Robertson walks 21 miles a day because the public transportation in Detroit is a wreck. As the Free Press noted in its profile, Robertson "must traverse the no-bus land of rolling Rochester Hills, one of scores of tri-county communities (nearly 40 in Oakland County alone) where voters opted not to pay the SMART transit millage. So it has no fixed-route bus service."

"Robertson's troubles reflect profound policy failures: a pitiful arc of non-action, stretching more than 40 years, that has made this one of the nation's least commuter-friendly metro areas," wrote Free Press's Stephen Henderson in an editorial shortly following the profile's publication. "This region has been unable — and unwilling — to weave together a sensible public transit network. While Robertson's circumstances are extreme, he's but one victim of our collective neglect."

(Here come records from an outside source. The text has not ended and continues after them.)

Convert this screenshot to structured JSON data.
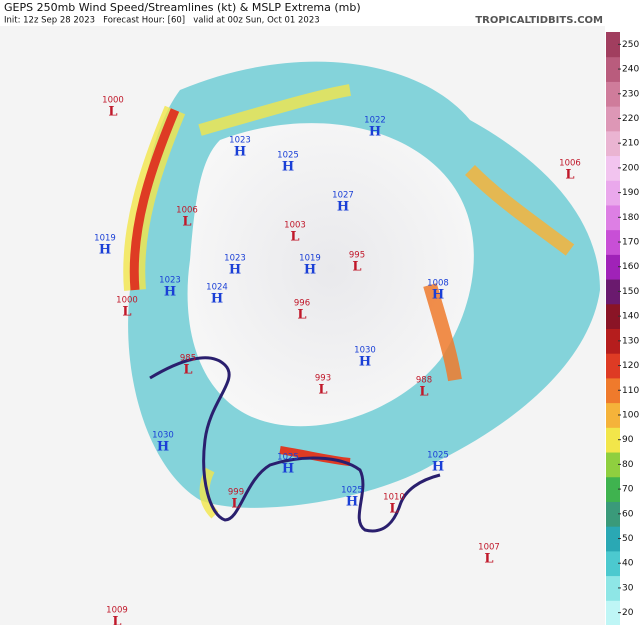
{
  "header": {
    "title": "GEPS 250mb Wind Speed/Streamlines (kt) & MSLP Extrema (mb)",
    "subtitle": "Init: 12z Sep 28 2023   Forecast Hour: [60]   valid at 00z Sun, Oct 01 2023",
    "site": "TROPICALTIDBITS.COM"
  },
  "pressure_centers": [
    {
      "value": "1000",
      "type": "L"
    },
    {
      "value": "1023",
      "type": "H"
    },
    {
      "value": "1025",
      "type": "H"
    },
    {
      "value": "1022",
      "type": "H"
    },
    {
      "value": "1006",
      "type": "L"
    },
    {
      "value": "1019",
      "type": "H"
    },
    {
      "value": "1006",
      "type": "L"
    },
    {
      "value": "1003",
      "type": "L"
    },
    {
      "value": "1027",
      "type": "H"
    },
    {
      "value": "1023",
      "type": "H"
    },
    {
      "value": "1019",
      "type": "H"
    },
    {
      "value": "995",
      "type": "L"
    },
    {
      "value": "1023",
      "type": "H"
    },
    {
      "value": "1024",
      "type": "H"
    },
    {
      "value": "1008",
      "type": "H"
    },
    {
      "value": "1000",
      "type": "L"
    },
    {
      "value": "996",
      "type": "L"
    },
    {
      "value": "1030",
      "type": "H"
    },
    {
      "value": "985",
      "type": "L"
    },
    {
      "value": "988",
      "type": "L"
    },
    {
      "value": "993",
      "type": "L"
    },
    {
      "value": "1030",
      "type": "H"
    },
    {
      "value": "1025",
      "type": "H"
    },
    {
      "value": "1025",
      "type": "H"
    },
    {
      "value": "1025",
      "type": "H"
    },
    {
      "value": "999",
      "type": "L"
    },
    {
      "value": "1010",
      "type": "L"
    },
    {
      "value": "1007",
      "type": "L"
    },
    {
      "value": "1009",
      "type": "L"
    }
  ],
  "colorbar": {
    "ticks": [
      20,
      30,
      40,
      50,
      60,
      70,
      80,
      90,
      100,
      110,
      120,
      130,
      140,
      150,
      160,
      170,
      180,
      190,
      200,
      210,
      220,
      230,
      240,
      250
    ],
    "colors": [
      "#bff6f6",
      "#8ee6e6",
      "#4cc9cf",
      "#2aa8b4",
      "#3a9a7a",
      "#3fb34f",
      "#8fcf3f",
      "#f2e64a",
      "#f5b33a",
      "#ef7a2c",
      "#de3b24",
      "#b51d1d",
      "#8a1426",
      "#6a1a6e",
      "#a022b8",
      "#c84fd6",
      "#dd7fe4",
      "#eaa8ec",
      "#f2c4ef",
      "#eab4d2",
      "#dd97b6",
      "#cf7c9b",
      "#b95c7d",
      "#a13e5f"
    ]
  }
}
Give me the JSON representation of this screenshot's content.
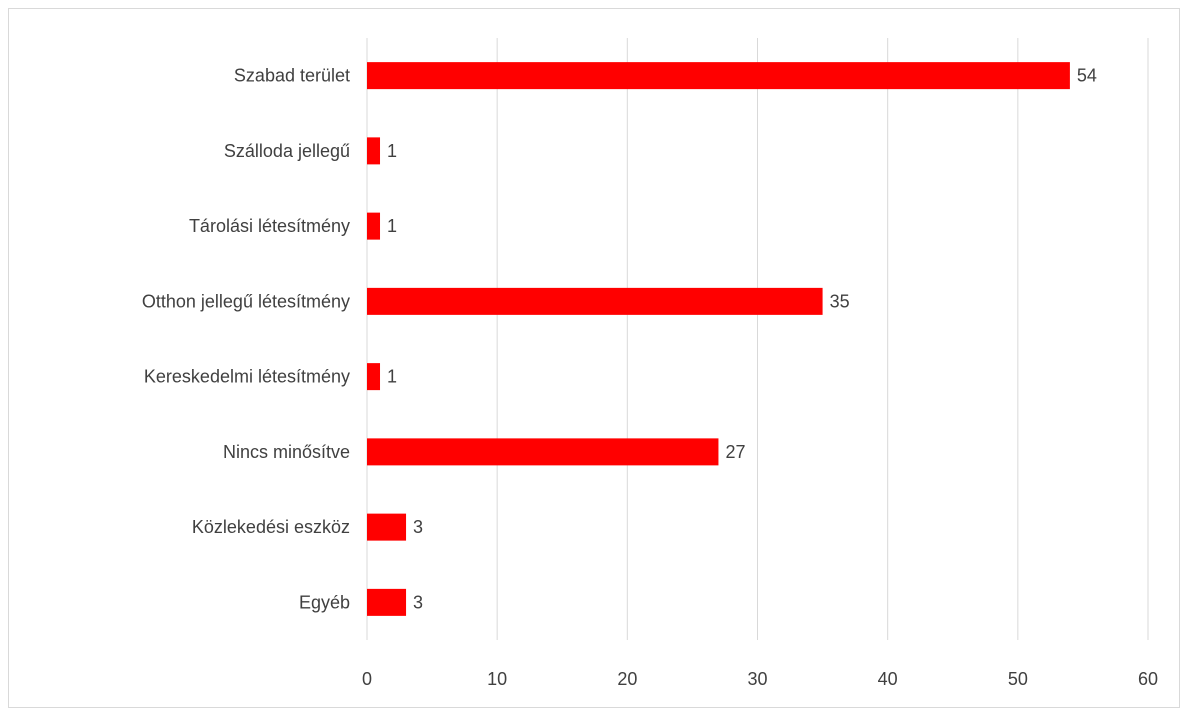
{
  "chart_data": {
    "type": "bar",
    "orientation": "horizontal",
    "categories": [
      "Szabad terület",
      "Szálloda jellegű",
      "Tárolási létesítmény",
      "Otthon jellegű létesítmény",
      "Kereskedelmi létesítmény",
      "Nincs minősítve",
      "Közlekedési eszköz",
      "Egyéb"
    ],
    "values": [
      54,
      1,
      1,
      35,
      1,
      27,
      3,
      3
    ],
    "value_labels": [
      "54",
      "1",
      "1",
      "35",
      "1",
      "27",
      "3",
      "3"
    ],
    "xlim": [
      0,
      60
    ],
    "x_ticks": [
      "0",
      "10",
      "20",
      "30",
      "40",
      "50",
      "60"
    ],
    "grid": "vertical",
    "legend": "none",
    "bar_color": "#ff0000",
    "title": "",
    "xlabel": "",
    "ylabel": ""
  }
}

Henderson's right: The outpouring of support for Robertson, while a remarkable example of individual charity, papers over the inability of communities to actually tackle the systematic problems that force hardworking men and women like Robertson to trek across the country in the first place. 

"Just think about it for a moment: Strangers are falling over themselves to help subsidize a personal vehicle for one individual (although insurance, gas and maintenance are obviously on him going forward), but voters in dozens of suburban communities in the Detroit area have voted to 'opt out' of the region's public transportation system," writes CityLab's Sarah Goodyear. "In so doing, they have shut down job opportunities for thousands of area residents who are eager for employment, and denied employers access to untapped sources of labor."

J. David Ake/AP

It's not just Robertson. As David Graham points out at the Atlantic, Robertson's struggles underlie an ugly reality of the American economy: Though there may be ample jobs available for unemployed workers, the two may not necessarily exist in the same areas. 

Indeed, the vasty majority of Americans have a significant commute to work. In 2009, the average commute time was 25 minutes, and more than 76% of workers drove alone to work. For Robertson, and for others across the country, driving simply isn't an option — despite earning almost two dollars more per hour than minimum wage in Michigan, he still can't afford to save up for a car.

But as CityLab's Goodyear notes, the political and economic discontinuity that gives rise to commutes like Robertson's is not simply confined to Detroit. 

"Take the example of Lorain County, Ohio, near Cleveland, where 13% of residents don't own cars and one poll found that 42% of county residents would commute by public transportation if they could," writes Goodyear. "There, voters have repeatedly rejected minuscule property tax levies to help fund basic bus service, most recently voting down (by a 58-42 margin) an annual transit tax of $2.28 per $100,000 of property value. As a result, many Lorain County residents find it difficult to get to work and to maintain employment when they do find a way."

In the end, the story serves us more than it serves or describes him. Simply calling Robertson a hero does him and others a disservice. Focusing only on the inspirational part of his story while ignoring the utter policy and institutional failures that put him there to begin with misses the forest for the trees.

Fixating on the grit and determination of his story allows us to neatly avoid confronting the larger issues at hand. As it stands, the country's mentality centers around the fact that Americans would rather give to a single man's donation page instead of donating a higher portion of their taxes to help the less fortunate among us. As Henderson argued, "helping Robertson on an individual basis, as hundreds of generous, compassionate people move by Robertson's story have stepped forward to do, badly misses the larger point."

In our rush to paint Robertson's story as the American Dream incarnate, we miss the deep irony of his situation — that Detroit and the rest of the country's basic failures are precisely the circumstances that put him in such a precarious position. Until that changes, things won't improve. For every James Robertson who receives $100,000 in good samaritan donations, there are 100 other faceless Americans who aren't lucky enough to land in the spotlight.